Um estudo, realizado no Instituto de Computação (IC) da Unicamp, com apoio de Bolsa da FAPESP, pretende enriquecer as informações sobre as vocalizações reunidas na fonoteca, com dados climáticos e ambientais do dia, hora e local em que elas foram registradas.

“Percebemos que, pelo fato de muitos registros da fonoteca serem antigos, diversas informações importantes sobre eles estavam faltando”, disse Daniel Cintra Cugler, autor do estudo, à Agência FAPESP.

Boa parte dos registros foi feita a partir dos anos 1960 pelo ornitólogo francês Jacques Vielliard, falecido em 2010, que era professor da Unicamp e dá nome à fonoteca.

Segundo Cugler, a escassez de recursos tecnológicos da época dificultava o registro dos fatores climáticos que influenciam o comportamento animal no momento da captura dos sons. As vocalizações dos animais podem variar, por exemplo, com a temperatura, a estação do ano e a ausência ou presença de chuva.

Os resultados do estudo poderão ajudar biólogos a fazerem análises mais precisas do comportamento de animais com base nos sons e a estabelecer estratégias de conservação de espécies em risco de extinção.

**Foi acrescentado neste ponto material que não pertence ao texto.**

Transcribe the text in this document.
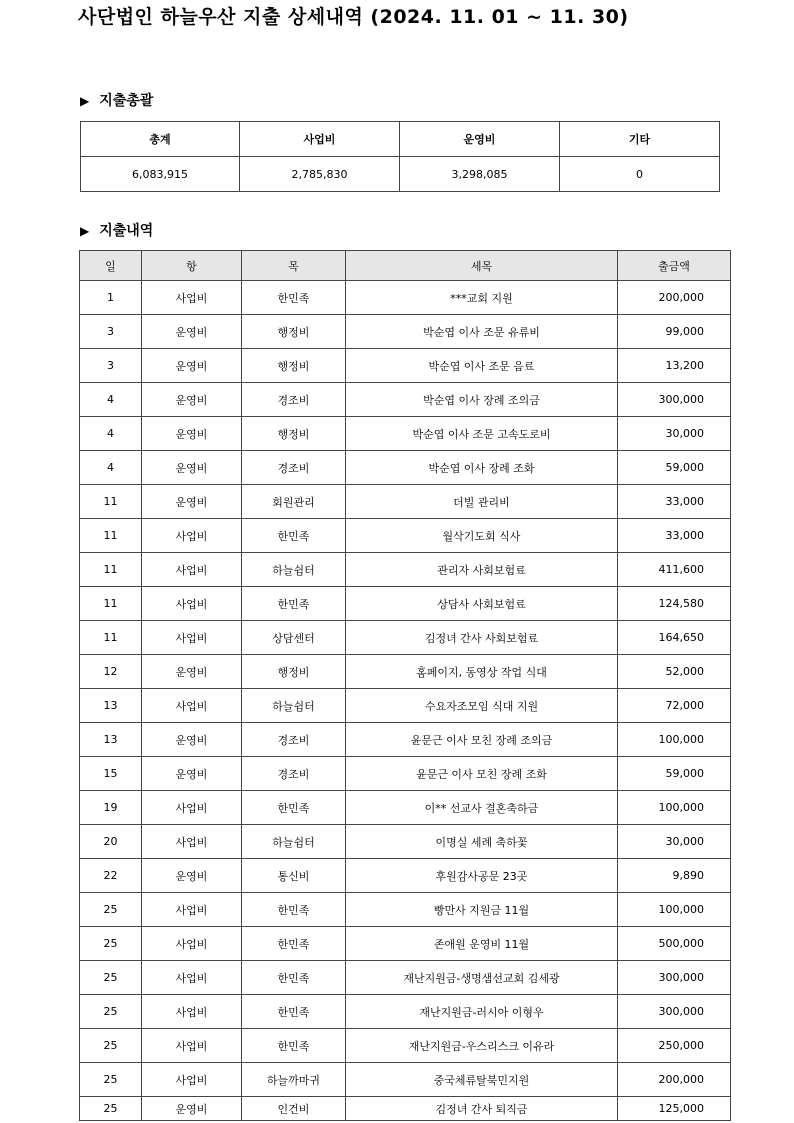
사단법인 하늘우산 지출 상세내역 (2024. 11. 01 ~ 11. 30)
▶ 지출총괄
총계	사업비	운영비	기타
6,083,915	2,785,830	3,298,085	0
▶ 지출내역
일	항	목	세목	출금액
1	사업비	한민족	***교회 지원	200,000
3	운영비	행정비	박순엽 이사 조문 유류비	99,000
3	운영비	행정비	박순엽 이사 조문 음료	13,200
4	운영비	경조비	박순엽 이사 장례 조의금	300,000
4	운영비	행정비	박순엽 이사 조문 고속도로비	30,000
4	운영비	경조비	박순엽 이사 장례 조화	59,000
11	운영비	회원관리	더빌 관리비	33,000
11	사업비	한민족	월삭기도회 식사	33,000
11	사업비	하늘쉼터	관리자 사회보험료	411,600
11	사업비	한민족	상담사 사회보험료	124,580
11	사업비	상담센터	김정녀 간사 사회보험료	164,650
12	운영비	행정비	홈페이지, 동영상 작업 식대	52,000
13	사업비	하늘쉼터	수요자조모임 식대 지원	72,000
13	운영비	경조비	윤문근 이사 모친 장례 조의금	100,000
15	운영비	경조비	윤문근 이사 모친 장례 조화	59,000
19	사업비	한민족	이** 선교사 결혼축하금	100,000
20	사업비	하늘쉼터	이명실 세례 축하꽃	30,000
22	운영비	통신비	후원감사공문 23곳	9,890
25	사업비	한민족	빵만사 지원금 11월	100,000
25	사업비	한민족	존애원 운영비 11월	500,000
25	사업비	한민족	재난지원금-생명샘선교회 김세광	300,000
25	사업비	한민족	재난지원금-러시아 이형우	300,000
25	사업비	한민족	재난지원금-우스리스크 이유라	250,000
25	사업비	하늘까마귀	중국체류탈북민지원	200,000
25	운영비	인건비	김정녀 간사 퇴직금	125,000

“Os biólogos que fizeram as coletas em campo gravaram o som de um animal, mas provavelmente não tinham um termômetro para medir a temperatura do ar no momento. Por isso, só mencionaram o local onde o som foi registrado, sem informar, além da temperatura, a altitude do local, por exemplo”, explicou Cugler.

Ajuda de outras fontes
A fim de recuperar esses dados, Cugler começou a desenvolver um sistema no qual, ao dar as coordenadas do local, dia e horário em que a vocalização de um animal foi coletada, é possível obter da Nasa, a agência espacial norte-americana, informações como temperatura e velocidade do vento naquele instante.

Os satélites da agência espacial registram há décadas imagens do globo terrestre. Divulgadas publicamente na internet, em um sistema que funciona 24 horas, as imagens possuem filtros com informações como os índices de raios ultravioleta (UV), umidade do solo e cobertura de vegetação de um determinado local no dia e horário em que a imagem foi capturada.

Ao cruzar as informações de data, horário e localização de um registro de vocalização da fonoteca com os dados fornecidos pela Nasa, é possível obter uma enorme lista de variáveis climáticas da época.

“Também podemos obter dados adicionais do Inpe [Instituto Nacional de Pesquisas Espaciais] e da Embrapa [Empresa Brasileira de Pesquisa Agropecuária] para melhorar ainda mais o conteúdo das variáveis climáticas”, disse Cluger.

A partir da lista de variáveis climáticas obtidas dessas instituições, os pesquisadores envolvidos no projeto separam as informações importantes e atualizam os dados do acervo.

“Temos que tomar muito cuidado com o que é adicionado a fim de preservar o histórico dos dados originais”, afirmou Cugler.

O pesquisador encontra-se atualmente nos Estados Unidos, onde realiza parte do estudo na Universidade de Minnesota em colaboração com um grupo de pesquisadores especializados em dados espaciais.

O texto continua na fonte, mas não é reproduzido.